„Ein Stück Heimat“: TuS Schuttern feiert das 100-Jährige der Handballabteilung mit emotionalem Fest

Zahlreiche Besucher feierten gemeinsam mit dem Verein das 100-Jährige der Handballabteilung.
Bohnert-SeidelZum Festabend mit rund 400 Gästen kam am Freitag ein großer Teil der TuS- Familie mit ihren Gästen zusammen. Verneigt wurde sich vor Generationen von Menschen, die 100 Jahre Handball geprägt haben und noch immer mit Leben füllen. „Es ist das Jubiläum der Handballabteilung – doch beim TuS Schuttern ist dies die Leistung des Gesamtvereins“, betonte Vorsitzender Matthias Greiner.
Das Jubiläum erinnere an ein Jahrhundert voller Leidenschaft, Teamgeist und Gemeinschaft, erklärte Greiner. Spannend sei der Blick auf die erfolgreiche Spielgemeinschaft „Scutro“. Dort sei die Handballabteilung des TuS Schuttern seit 2020 vollständig beheimatet. Scutro bedeute: an der Schutter vereint. Das treffe auf die Stammvereine SV Schutterzell, TuS Hugsweier, TV Lahr und natürlich den TuS Schuttern zu. Herausragend seien die Erfolge – besonders der männlichen C-Jugend, die die Qualifikation für die Regionalliga geschafft habe und in der kommenden Saison nur gegen Vereine mit Nachwuchsleistungszentren spiele. Die Spielgemeinschaft strebe kontinuierliche Weiterentwicklung an. Der Jugend galt an diesem Abend ein besonderer Applaus. Sie stehe für eine erfolgreiche Zukunft im Handballsport des TuS.

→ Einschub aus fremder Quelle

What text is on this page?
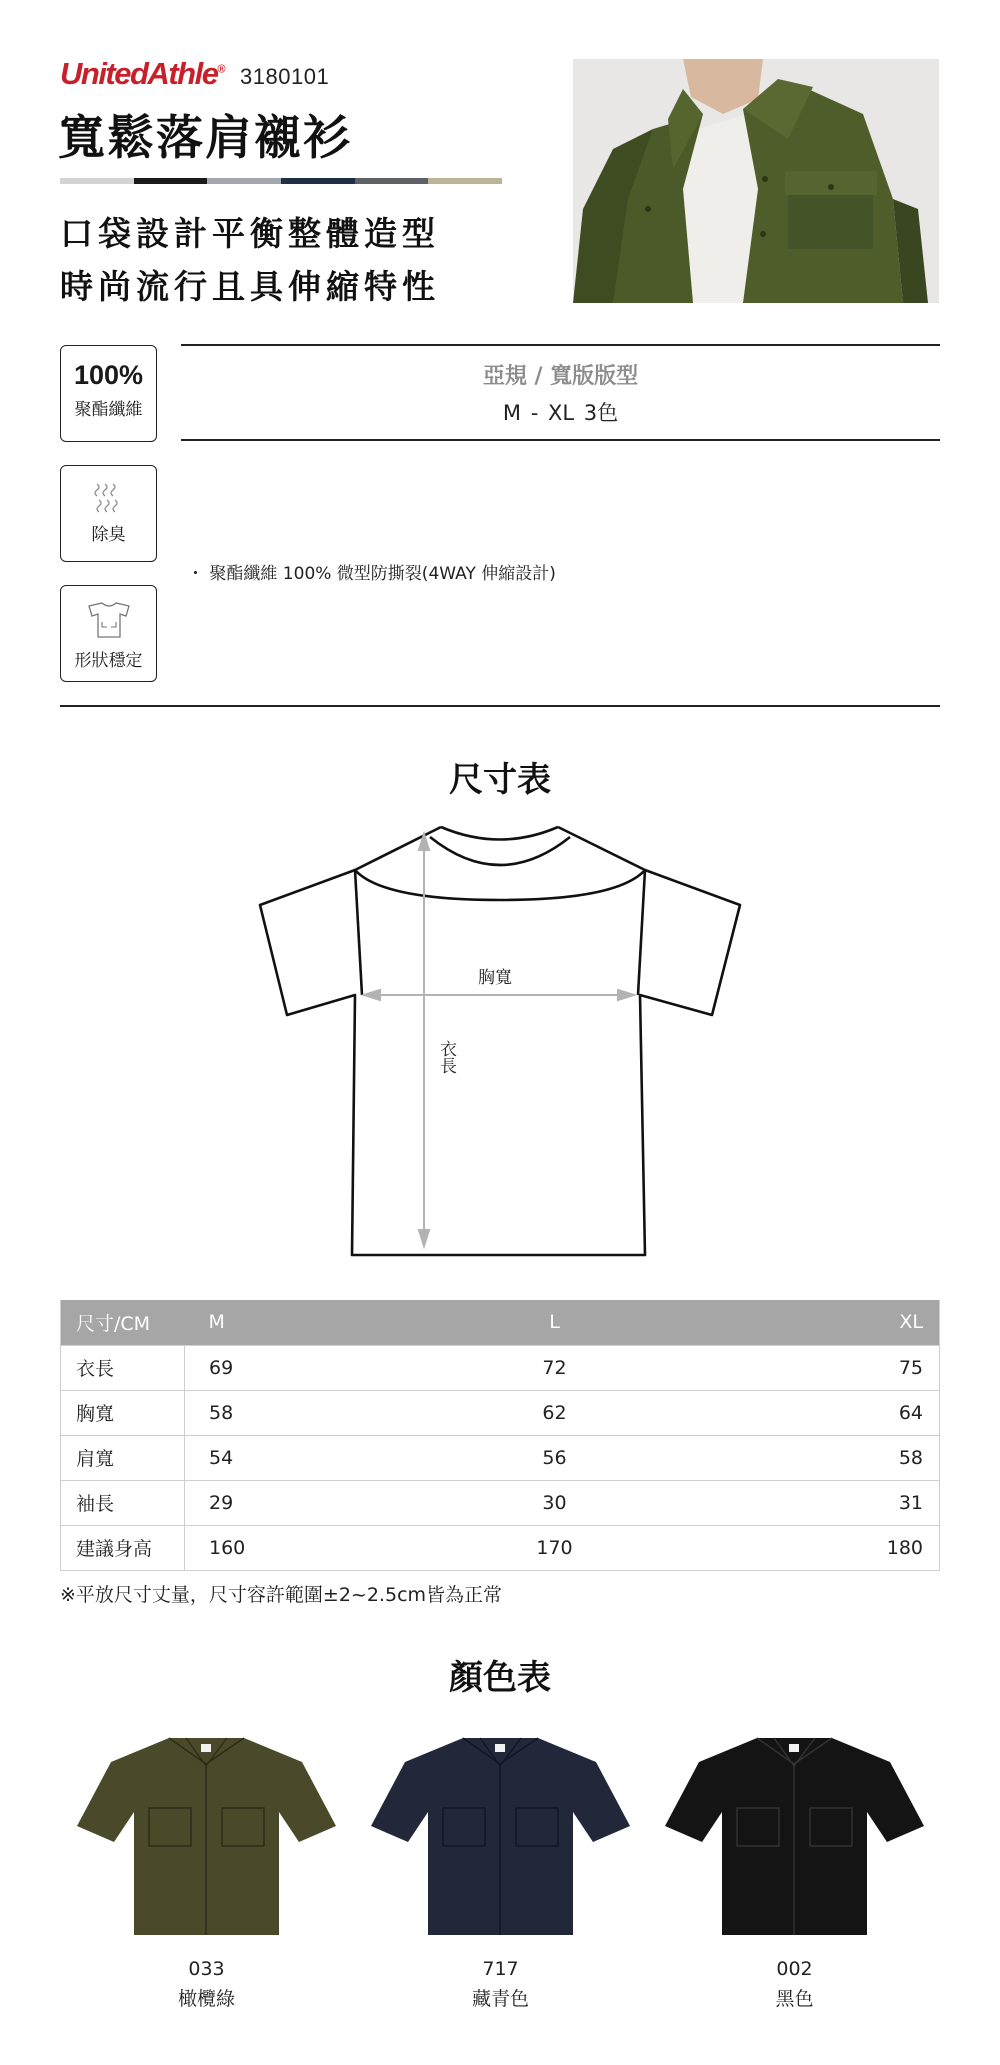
UnitedAthle® 3180101
寬鬆落肩襯衫
口袋設計平衡整體造型
時尚流行且具伸縮特性
100%
聚酯纖維
除臭
形狀穩定
亞規 / 寬版版型
M - XL 3色
・ 聚酯纖維 100% 微型防撕裂(4WAY 伸縮設計)
尺寸表
胸寬
衣長
尺寸/CM	M	L	XL
衣長	69	72	75
胸寬	58	62	64
肩寬	54	56	58
袖長	29	30	31
建議身高	160	170	180
※平放尺寸丈量，尺寸容許範圍±2~2.5cm皆為正常
顏色表
033
橄欖綠
717
藏青色
002
黑色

Bürgermeister und Ortsvorsteher halten emotionale Rede
Friesenheims Bürgermeister Erik Weide und Ortsvorsteher Jürgen Silberer hielten ihre Laudatio gemeinsam. „Seit einem Jahrhundert wird in Schuttern gerannt, gepasst, geworfen, diskutiert, geschwitzt und gelegentlich der Schiedsrichter konstruktiv hinterfragt“, so die beiden. 100 Jahre Handball bedeuteten unzählige Spiele, Tausende Trainingseinheiten, viele Siege, manche Niederlage, große Erfolge, spannende Derbys und wahrscheinlich mindestens genauso viele Kniebandagen wie Vereinsfeste. Der Verein lebe durch die Menschen, die sich für ihn einsetzten. Handball in Schuttern sei Sport, Gemeinschaft, Zusammenhalt und es werden Freundschaften fürs Leben geschlossen. Vereine in Schuttern seien Orte der Begegnung, die Identität schafften, Generationen verbinden. Die Vereine geben Kindern und Jugendlichen Orientierung. Das Ehrenamt im Verein, ganz gleich in welcher Funktion, sei das Fundament des Vereinslebens. Der TuS bleibe zukunftsorientiert und lebendig, weil immer wieder junge Menschen nachrückten, Erfahrung weitergegeben und Überzeugung gelebt werde. Beim TuS brenne ein Feuer für den Handball, die Jugendarbeit, das Ehrenamt und die Menschen, so Silberer und Weide.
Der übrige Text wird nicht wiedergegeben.